A worm abusing Facebook‘s messaging system is making rounds between friends. It consists of an executable worm known as Koobface that runs on the victim’s computer and searches for Facebook cookies on his or her computer. It will then use these cookies to hijack an authenticated session and send a message to all of the victim’s friends. This message typically contains a link to a website that will try to infect new victims.
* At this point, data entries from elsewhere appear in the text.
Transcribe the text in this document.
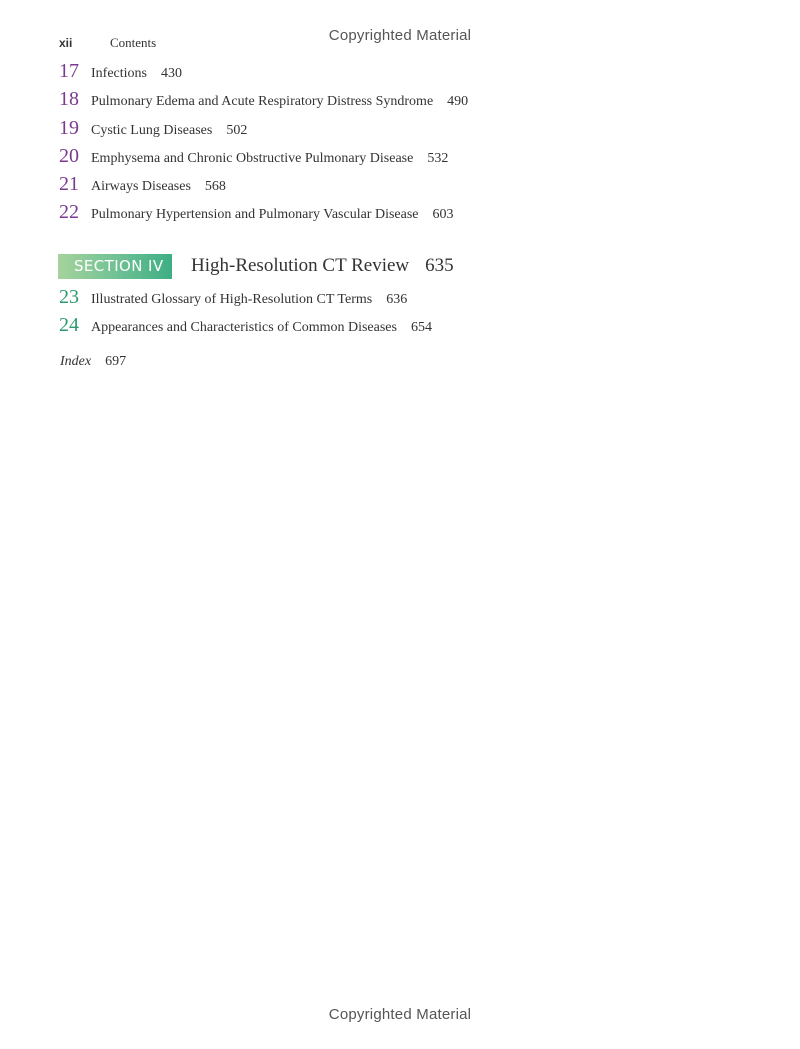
Copyrighted Material
xii	Contents
17 Infections 430
18 Pulmonary Edema and Acute Respiratory Distress Syndrome 490
19 Cystic Lung Diseases 502
20 Emphysema and Chronic Obstructive Pulmonary Disease 532
21 Airways Diseases 568
22 Pulmonary Hypertension and Pulmonary Vascular Disease 603
SECTION IV	High-Resolution CT Review 635
23 Illustrated Glossary of High-Resolution CT Terms 636
24 Appearances and Characteristics of Common Diseases 654
Index 697
Copyrighted Material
This is not the first worm to make use of social networking sites for distribution. Social networking sites are the perfect way of distributing worms in the Web 2.0 world. By their nature, social networking is virulent – very much like malware – and can help reach a large group of people. Some worms previously made use of web application attacks like Cross Site Scripting (XSS) and Cross Site Request forgery (CSRF). In fact the more complex and popular social networking sites become, the more chance that such sites are used as a platform to launch malware. Usage of technologies such as Ajax make the websites more useful and easier to use. As a side effect, they also tend to expose such sites to new risks that were previously not thought to be a security issue.
For example, Facebook supports online Apps that have been found to hide malicious code. One particular malicious Facebook App called Secret Crush was discovered to be spreading early 2008. It attempted to install adware on the victim computers. Web application vulnerabilities together with a bit of social engineering can proof to be a very effective weapon in a malware writer’s arsenal.